Using trigonometry, we know that:
sin(θ) = y / x
Differentiating both sides of the equation with respect to time (t):
d/dt(sin(θ)) = d/dt(y/x)
The derivative of sin(θ) with respect to time is:
cos(θ) * dθ/dt
Applying the chain rule to d/dt(y/x):
d/dt(y/x) = (dx/dt * y - x * dy/dt) / x^2
Substituting the known values into the equation:
-3 = (10 * 6 - 10 * dy/dt) / 10^2
Simplifying the equation:
-3 = (60 - 10 * dy/dt) / 100
-300 = 60 - 10 * dy/dt
10 * dy/dt = 60 + 300
10 * dy/dt = 360
Dividing both sides by 10:
dy/dt = 36 m/s
Therefore, the foot of the ladder is moving away from the wall at a rate of 36 meters per second when the foot is 6 meters away from the wall.
To solve this problem, we'll use trigonometry and differentiation.
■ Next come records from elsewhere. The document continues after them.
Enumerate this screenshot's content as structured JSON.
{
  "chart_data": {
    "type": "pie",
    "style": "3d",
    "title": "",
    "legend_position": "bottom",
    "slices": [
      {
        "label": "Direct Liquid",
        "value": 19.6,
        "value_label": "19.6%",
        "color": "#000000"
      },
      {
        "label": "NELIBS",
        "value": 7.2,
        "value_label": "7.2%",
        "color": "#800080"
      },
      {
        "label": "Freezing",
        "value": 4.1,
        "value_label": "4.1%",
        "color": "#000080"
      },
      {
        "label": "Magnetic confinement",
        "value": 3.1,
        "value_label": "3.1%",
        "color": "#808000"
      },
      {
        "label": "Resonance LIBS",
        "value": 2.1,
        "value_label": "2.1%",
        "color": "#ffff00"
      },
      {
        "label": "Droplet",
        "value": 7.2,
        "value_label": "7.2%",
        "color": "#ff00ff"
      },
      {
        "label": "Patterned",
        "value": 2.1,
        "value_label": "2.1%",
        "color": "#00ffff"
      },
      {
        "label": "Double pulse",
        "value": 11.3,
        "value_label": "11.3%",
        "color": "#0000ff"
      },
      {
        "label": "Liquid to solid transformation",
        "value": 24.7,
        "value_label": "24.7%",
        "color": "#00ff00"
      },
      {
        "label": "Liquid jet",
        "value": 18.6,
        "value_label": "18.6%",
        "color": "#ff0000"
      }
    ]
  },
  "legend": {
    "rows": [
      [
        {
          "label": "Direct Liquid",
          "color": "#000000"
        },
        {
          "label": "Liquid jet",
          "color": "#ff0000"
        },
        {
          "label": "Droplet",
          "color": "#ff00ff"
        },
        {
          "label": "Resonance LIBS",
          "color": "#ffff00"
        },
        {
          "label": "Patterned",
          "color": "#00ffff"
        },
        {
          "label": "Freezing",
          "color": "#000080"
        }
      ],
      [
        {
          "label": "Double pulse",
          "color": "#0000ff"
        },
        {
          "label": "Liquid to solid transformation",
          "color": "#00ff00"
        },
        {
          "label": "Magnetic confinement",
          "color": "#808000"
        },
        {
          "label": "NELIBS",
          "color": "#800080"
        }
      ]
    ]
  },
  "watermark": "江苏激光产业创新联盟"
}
Let's define the variables:
- Ladder length (hypotenuse): L = 10 meters
- Rate of change of the top of the ladder sliding down the wall: dx/dt = -3 m/s (negative because it's sliding down)
- Distance between the foot of the ladder and the wall: x = 6 meters
- Angle between the top of the ladder and the wall: θ (we need to find dθ/dt)
We can use the Pythagorean theorem to relate L, x, and the height of the ladder (h):
L^2 = x^2 + h^2
Differentiating both sides with respect to time (t), we get:
2L(dL/dt) = 2x(dx/dt) + 2h(dh/dt)
Substituting the given values and the unknowns we want to find:
2(10)(dL/dt) = 2(6)(-3) + 2h(dh/dt)
20(dL/dt) = -36 + 2h(dh/dt)
We know that h = L*sin(θ), so we substitute it into the equation:
20(dL/dt) = -36 + 2L*sin(θ)(dθ/dt)
Now we have an equation in terms of θ and dθ/dt. We need to find dθ/dt. Let's rearrange the equation to isolate it:
20(dL/dt) - 2L*sin(θ)(dθ/dt) = -36
2L*sin(θ)(dθ/dt) = 20(dL/dt) + 36
dθ/dt = (20(dL/dt) + 36) / (2L*sin(θ))
Plugging in the known values:
dθ/dt = (20(-3) + 36) / (2(10)*sin(θ))
dθ/dt = (-60 + 36) / (20*sin(θ))
dθ/dt = -24 / (20*sin(θ))
dθ/dt = -6 / (5*sin(θ))
Finally, when the foot of the ladder is 6 meters away from the wall, we can find the angle θ using the sine function:
sin(θ) = h / L
sin(θ) = (10^2 - 6^2) / 10
sin(θ) = sqrt(100 - 36) / 10
sin(θ) = sqrt(64) / 10
sin(θ) = 8 / 10
sin(θ) = 0.8
Now we can substitute this value back into our equation for dθ/dt:
dθ/dt = -6 / (5*0.8)
dθ/dt = -6 / 4
dθ/dt = -1.5 rad/s
Therefore, the angle between the top of the ladder and the wall is changing at a rate of -1.5 rad/s when the foot of the ladder is 6 meters away from the wall.